Evidence of surface heterogeneity on active asteroid (3200) Phaethon

Abstract

Thermal infrared emission and thermophysical modeling techniques are powerful tools in deciphering the surface properties of asteroids. The near-Earth asteroid (3200) Phaethon is an active asteroid with a very small perihelion distance and is likely the source of the Geminid meteor shower. Using a thermophysical model with a non-convex shape of Phaethon we interpret thermal infrared observations that span ten distinct sightings. The results yield an effective diameter of 5 . 4 ± 0 . 1 km and independent thermal inertia estimates for each sighting.

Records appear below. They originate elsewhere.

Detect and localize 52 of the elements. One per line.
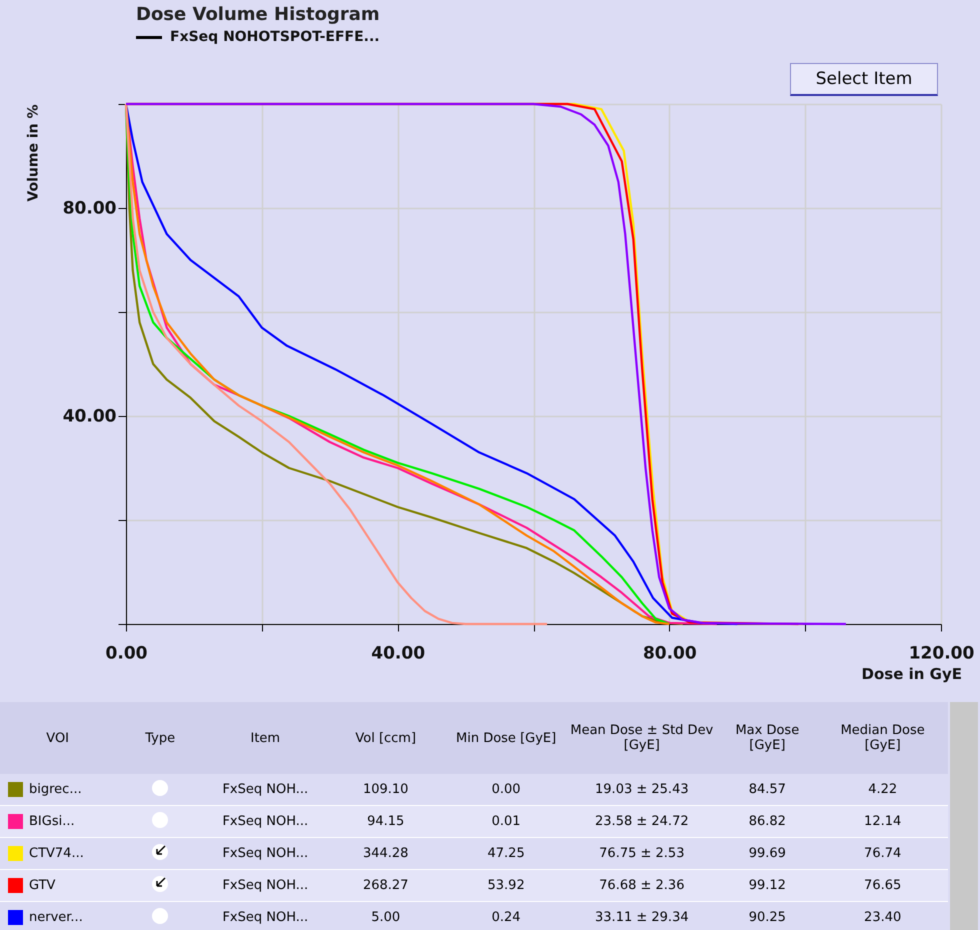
text: VOI (0, 702, 116, 774)
text: FxSeq NOH... (205, 838, 326, 870)
text: CTV74... (0, 838, 116, 870)
text: 76.74 (817, 838, 948, 870)
text: 5.00 (326, 902, 446, 930)
x-tick-label: 0.00 (106, 644, 148, 664)
text: 99.12 (717, 870, 818, 902)
text: 19.03 ± 25.43 (566, 774, 718, 806)
text: Min Dose [GyE] (446, 702, 566, 774)
text: FxSeq NOH... (205, 806, 326, 838)
text: 12.14 (817, 806, 948, 838)
text: 344.28 (326, 838, 446, 870)
text: FxSeq NOH... (205, 902, 326, 930)
text: Vol [ccm] (326, 702, 446, 774)
text: bigrec... (0, 774, 116, 806)
text: Type (115, 702, 206, 774)
text: 268.27 (326, 870, 446, 902)
text: 109.10 (326, 774, 446, 806)
text: 33.11 ± 29.34 (566, 902, 718, 930)
text: nerver... (0, 902, 116, 930)
text: 84.57 (717, 774, 818, 806)
text: BIGsi... (0, 806, 116, 838)
text: 86.82 (717, 806, 818, 838)
text: 76.65 (817, 870, 948, 902)
text: 94.15 (326, 806, 446, 838)
text: GTV (0, 870, 116, 902)
text: 76.75 ± 2.53 (566, 838, 718, 870)
text: 76.68 ± 2.36 (566, 870, 718, 902)
text: Max Dose [GyE] (717, 702, 818, 774)
text: Median Dose [GyE] (817, 702, 948, 774)
text: 23.58 ± 24.72 (566, 806, 718, 838)
chart-title: Dose Volume Histogram (136, 4, 380, 25)
text: 0.24 (446, 902, 566, 930)
text: Select Item (790, 63, 938, 96)
text: 0.00 (446, 774, 566, 806)
text: FxSeq NOH... (205, 774, 326, 806)
chart-subtitle: FxSeq NOHOTSPOT-EFFE... (170, 29, 380, 45)
text: 4.22 (817, 774, 948, 806)
text: 99.69 (717, 838, 818, 870)
y-axis-title: Volume in % (26, 104, 42, 202)
x-axis-title: Dose in GyE (862, 665, 962, 683)
text: FxSeq NOH... (205, 870, 326, 902)
text: 90.25 (717, 902, 818, 930)
text: 23.40 (817, 902, 948, 930)
text: Item (205, 702, 326, 774)
x-tick-label: 40.00 (371, 644, 426, 664)
text: 53.92 (446, 870, 566, 902)
x-tick-label: 120.00 (908, 644, 974, 664)
text: Mean Dose ± Std Dev [GyE] (566, 702, 718, 774)
x-tick-label: 80.00 (642, 644, 697, 664)
text: 47.25 (446, 838, 566, 870)
text: 0.01 (446, 806, 566, 838)
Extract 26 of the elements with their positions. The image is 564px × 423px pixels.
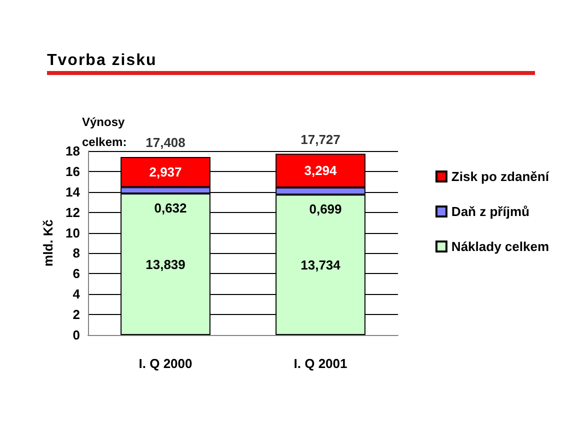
y-tick-label: 12 xyxy=(66,204,80,220)
legend-label: Náklady celkem xyxy=(451,239,550,254)
y-tick-label: 18 xyxy=(66,144,80,158)
data-label: 13,839 xyxy=(146,256,186,272)
y-tick-label: 4 xyxy=(72,286,81,302)
chart-title: Tvorba zisku xyxy=(47,52,535,75)
y-axis-title: mld. Kč xyxy=(40,220,56,266)
y-tick-label: 16 xyxy=(66,164,80,179)
y-tick-label: 14 xyxy=(66,184,81,200)
legend-label: Daň z příjmů xyxy=(451,204,530,219)
y-tick-label: 6 xyxy=(72,266,80,282)
total-label: 17,727 xyxy=(300,132,340,147)
data-label: 3,294 xyxy=(304,163,338,178)
data-label: 2,937 xyxy=(149,164,182,180)
y-tick-label: 0 xyxy=(72,328,80,342)
y-tick-label: 8 xyxy=(72,246,80,261)
text: Výnosy celkem: xyxy=(82,114,127,151)
x-tick-label: I. Q 2001 xyxy=(294,356,348,371)
y-tick-label: 10 xyxy=(66,225,80,240)
total-label: 17,408 xyxy=(146,135,186,150)
data-label: 0,632 xyxy=(154,200,187,216)
x-tick-label: I. Q 2000 xyxy=(138,356,192,371)
y-tick-label: 2 xyxy=(72,307,80,322)
data-label: 0,699 xyxy=(309,202,342,217)
legend-label: Zisk po zdanění xyxy=(451,169,550,184)
data-label: 13,734 xyxy=(300,257,342,272)
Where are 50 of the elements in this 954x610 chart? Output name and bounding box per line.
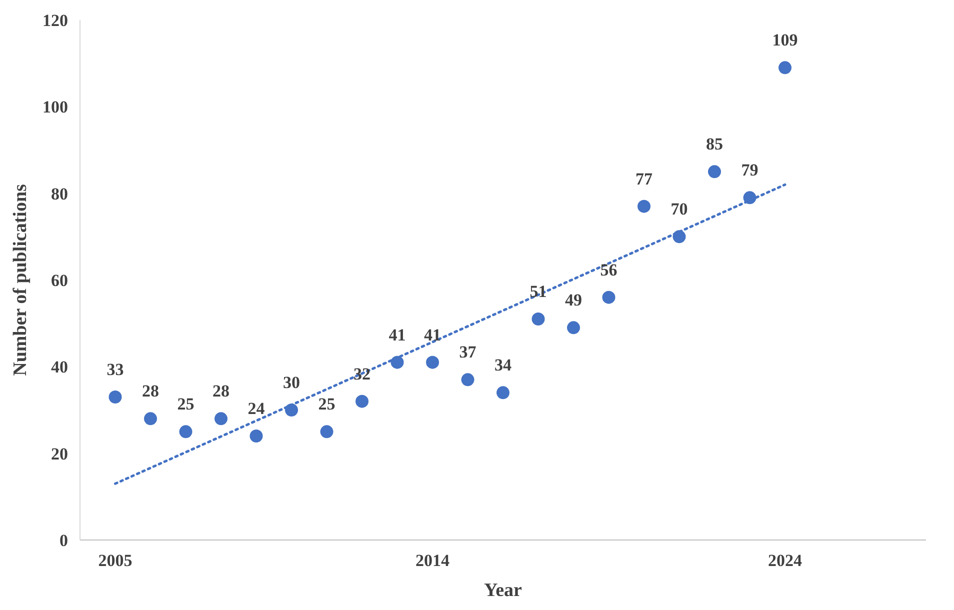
data-label: 79 [741, 160, 758, 180]
point [532, 312, 545, 326]
point [778, 61, 792, 74]
data-label: 41 [424, 325, 441, 344]
x-tick-label: 2014 [416, 551, 450, 570]
data-label: 24 [248, 399, 266, 418]
data-label: 85 [706, 134, 723, 154]
point [461, 373, 474, 386]
data-label: 77 [636, 169, 653, 188]
data-label: 33 [106, 360, 124, 379]
point [390, 356, 404, 369]
point [250, 430, 263, 442]
point [743, 191, 756, 204]
point [179, 425, 192, 438]
x-tick-label: 2005 [98, 551, 132, 570]
point [320, 425, 334, 438]
point [285, 404, 298, 416]
y-tick-label: 100 [42, 98, 68, 117]
y-tick-label: 0 [60, 530, 68, 550]
data-label: 25 [318, 394, 336, 414]
point [602, 290, 616, 304]
data-label: 25 [177, 394, 194, 414]
data-label: 34 [494, 356, 512, 375]
point [638, 200, 650, 213]
point [567, 321, 580, 334]
point [144, 412, 157, 426]
data-label: 28 [212, 382, 230, 401]
data-label: 28 [142, 382, 159, 401]
point [496, 386, 510, 400]
data-label: 49 [565, 290, 582, 310]
data-label: 109 [772, 30, 798, 50]
y-axis-title: Number of publications [10, 184, 31, 376]
point [708, 165, 721, 178]
data-label: 70 [670, 200, 688, 219]
y-tick-label: 80 [51, 184, 68, 204]
y-tick-label: 120 [42, 10, 68, 30]
y-tick-label: 40 [51, 358, 68, 377]
data-label: 41 [388, 325, 406, 344]
data-label: 30 [283, 373, 300, 392]
x-axis-title: Year [484, 580, 523, 601]
point [108, 390, 122, 404]
y-tick-label: 20 [51, 444, 68, 464]
x-tick-label: 2024 [768, 551, 802, 570]
point [426, 356, 439, 369]
y-tick-label: 60 [51, 270, 68, 290]
point [356, 394, 368, 408]
point [672, 230, 686, 244]
data-label: 56 [600, 260, 618, 280]
point [214, 412, 228, 426]
data-label: 37 [459, 342, 477, 362]
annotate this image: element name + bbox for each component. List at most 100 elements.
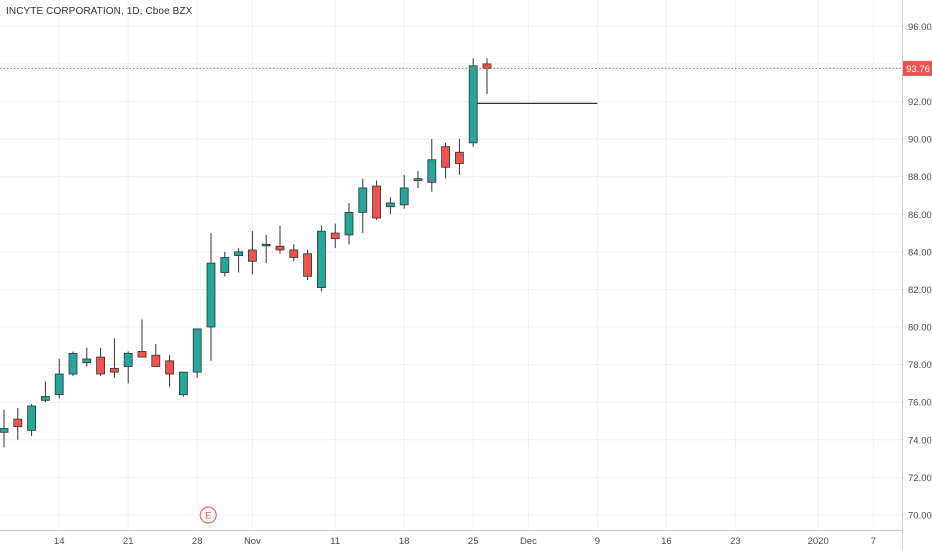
candle[interactable] bbox=[330, 223, 340, 249]
candle[interactable] bbox=[137, 319, 147, 358]
candle-body-down bbox=[110, 367, 119, 373]
time-tick-label: 16 bbox=[661, 536, 672, 547]
candle[interactable] bbox=[123, 351, 133, 384]
candle-body-down bbox=[165, 360, 175, 375]
candle[interactable] bbox=[220, 251, 230, 277]
candle-body-up bbox=[178, 371, 188, 396]
candle[interactable] bbox=[399, 174, 409, 209]
last-price-badge-layer: 93.76 bbox=[903, 60, 932, 76]
candle[interactable] bbox=[234, 248, 244, 273]
candle[interactable] bbox=[110, 338, 119, 378]
candle-body-up bbox=[68, 352, 78, 375]
last-price-badge bbox=[903, 60, 932, 76]
candle[interactable] bbox=[54, 358, 64, 399]
candle-body-down bbox=[275, 245, 285, 251]
time-tick-label: 23 bbox=[730, 536, 741, 547]
candle[interactable] bbox=[413, 171, 423, 188]
time-axis[interactable]: 14 21 28 Nov 11 18 25 Dec 9 16 23 2020 7 bbox=[54, 536, 876, 547]
price-tick-label: 82.00 bbox=[908, 285, 932, 296]
candle-body-down bbox=[413, 178, 423, 181]
price-tick-label: 74.00 bbox=[908, 435, 932, 446]
price-tick-label: 78.00 bbox=[908, 360, 932, 371]
candle-body-down bbox=[482, 63, 492, 69]
price-tick-label: 76.00 bbox=[908, 398, 932, 409]
candle[interactable] bbox=[27, 404, 37, 437]
candle-body-up bbox=[358, 187, 368, 213]
candle-body-down bbox=[151, 354, 161, 367]
price-tick-label: 70.00 bbox=[908, 510, 932, 521]
candle-body-up bbox=[261, 243, 271, 247]
time-tick-label: 14 bbox=[54, 536, 65, 547]
candle[interactable] bbox=[0, 409, 9, 448]
candle[interactable] bbox=[165, 355, 175, 388]
time-tick-label: 28 bbox=[192, 536, 203, 547]
candle[interactable] bbox=[82, 347, 92, 367]
candle[interactable] bbox=[303, 249, 313, 281]
candle-body-up bbox=[206, 262, 216, 328]
candle-body-up bbox=[399, 187, 409, 206]
candle-body-up bbox=[344, 211, 354, 236]
candle-body-down bbox=[303, 253, 313, 277]
candle-body-down bbox=[137, 351, 147, 358]
candle[interactable] bbox=[151, 343, 161, 367]
candle-body-up bbox=[123, 352, 133, 367]
time-tick-label: 25 bbox=[468, 536, 479, 547]
candle[interactable] bbox=[178, 371, 188, 397]
candle[interactable] bbox=[385, 197, 395, 215]
candle[interactable] bbox=[261, 234, 271, 264]
candle-body-down bbox=[330, 232, 340, 240]
price-tick-label: 88.00 bbox=[908, 172, 932, 183]
time-tick-label: 7 bbox=[871, 536, 876, 547]
candle[interactable] bbox=[41, 381, 50, 403]
candle-body-up bbox=[220, 257, 230, 273]
candle[interactable] bbox=[96, 347, 105, 376]
grid-lines bbox=[0, 0, 902, 530]
candle-body-up bbox=[82, 358, 92, 364]
candle-body-down bbox=[96, 356, 105, 375]
candle[interactable] bbox=[289, 244, 299, 262]
candle-body-up bbox=[54, 373, 64, 396]
axes bbox=[0, 0, 903, 550]
time-tick-label: Dec bbox=[520, 536, 537, 547]
candle[interactable] bbox=[358, 178, 368, 234]
candle[interactable] bbox=[372, 180, 382, 220]
candle-body-up bbox=[316, 230, 326, 288]
time-tick-label: Nov bbox=[244, 536, 261, 547]
candle-body-up bbox=[41, 396, 50, 401]
earnings-marker[interactable] bbox=[199, 506, 217, 524]
candle-body-down bbox=[289, 249, 299, 258]
price-tick-label: 80.00 bbox=[908, 323, 932, 334]
candle[interactable] bbox=[344, 202, 354, 245]
price-axis[interactable]: 70.00 72.00 74.00 76.00 78.00 80.00 82.00 84.00… bbox=[908, 22, 932, 522]
price-tick-label: 90.00 bbox=[908, 135, 932, 146]
candle[interactable] bbox=[206, 233, 216, 361]
candle[interactable] bbox=[427, 139, 437, 192]
price-tick-label: 92.00 bbox=[908, 97, 932, 108]
candle-body-up bbox=[234, 251, 244, 257]
candle[interactable] bbox=[68, 351, 78, 376]
candlestick-series[interactable] bbox=[0, 58, 492, 448]
time-tick-label: 18 bbox=[399, 536, 410, 547]
candle-body-down bbox=[454, 151, 464, 164]
candle[interactable] bbox=[13, 407, 23, 440]
candle[interactable] bbox=[482, 58, 492, 94]
earnings-marker-label: E bbox=[205, 511, 211, 522]
candle-body-up bbox=[192, 328, 202, 373]
last-price-label: 93.76 bbox=[906, 64, 930, 75]
candle-body-down bbox=[13, 418, 23, 428]
price-tick-label: 84.00 bbox=[908, 247, 932, 258]
candle[interactable] bbox=[247, 231, 257, 275]
candle[interactable] bbox=[275, 225, 285, 254]
candle[interactable] bbox=[468, 58, 478, 147]
candle-body-up bbox=[0, 428, 9, 433]
candle[interactable] bbox=[316, 225, 326, 292]
candle[interactable] bbox=[441, 142, 451, 179]
price-tick-label: 86.00 bbox=[908, 210, 932, 221]
candle-body-down bbox=[372, 185, 382, 219]
earnings-event-layer[interactable]: E bbox=[199, 506, 217, 524]
price-tick-label: 72.00 bbox=[908, 473, 932, 484]
chart-title: INCYTE CORPORATION, 1D, Cboe BZX bbox=[6, 6, 193, 17]
candle[interactable] bbox=[454, 139, 464, 175]
candle[interactable] bbox=[192, 328, 202, 378]
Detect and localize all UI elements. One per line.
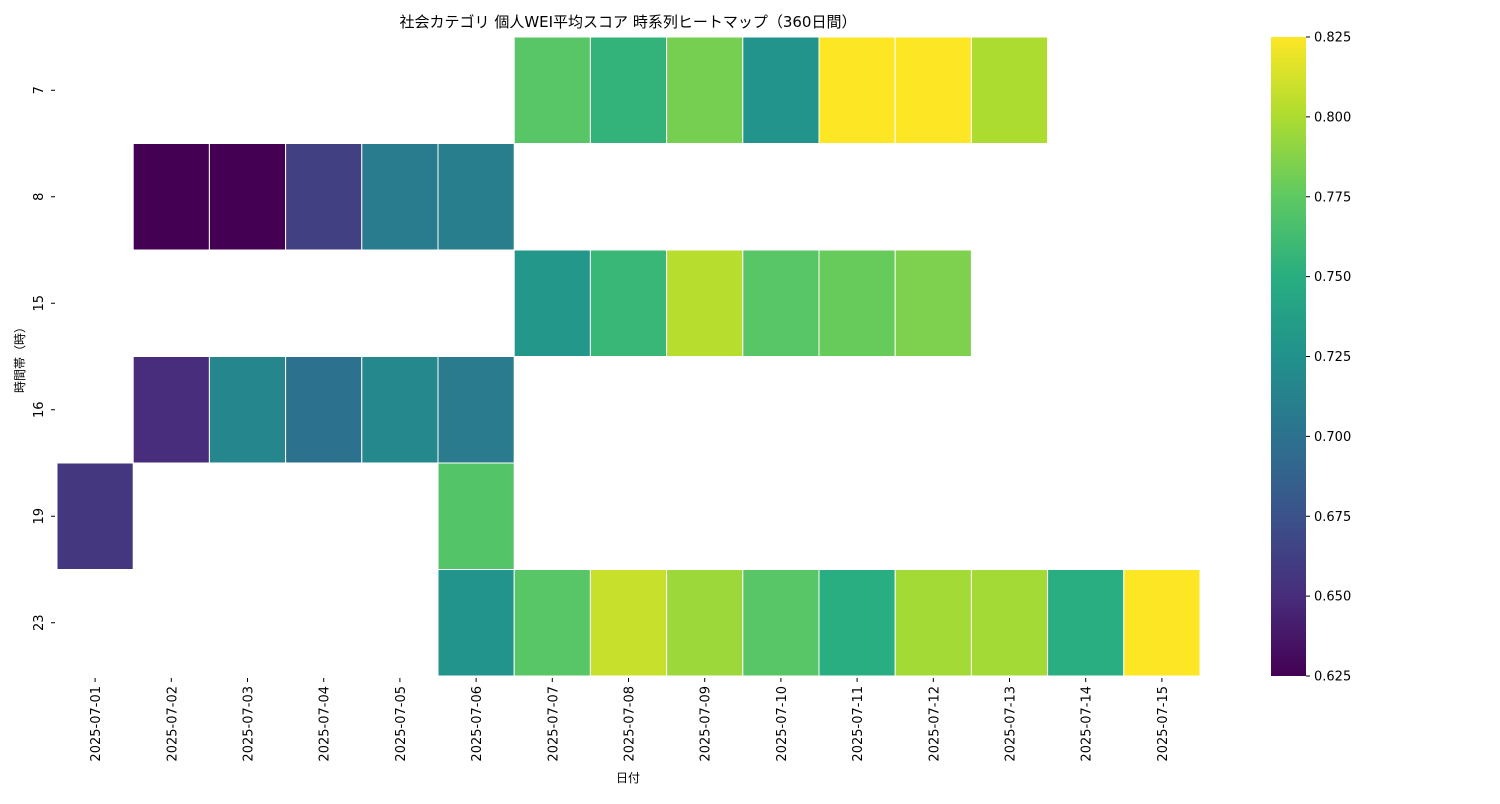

We find that the thermal inertia varies across each of these sightings in a way that is stronger than the theoretical temperature-dependent expectation from radiative heat transfer within the regolith. Thus, we test whether the variation in thermal inertia can be explained by the presence of a regolith layer over bedrock, or by a spatially heterogeneous scenario. We find that a model in which Phaethon's hemispheres have distinctly different thermophysical properties can sufficiently explain the thermal inertias determined herein. In particular, we find that a boundary is located between latitudes - 30∘ and + 10∘ that separates two regions: a fine-grained southern latitudes and a northern hemisphere that is dominated by coarse-grained regolith and/or a high coverage of porous boulders. We discuss the implications related to Phaethon's activity, potential association with 2005 UD, and the upcoming DESTINY+ mission.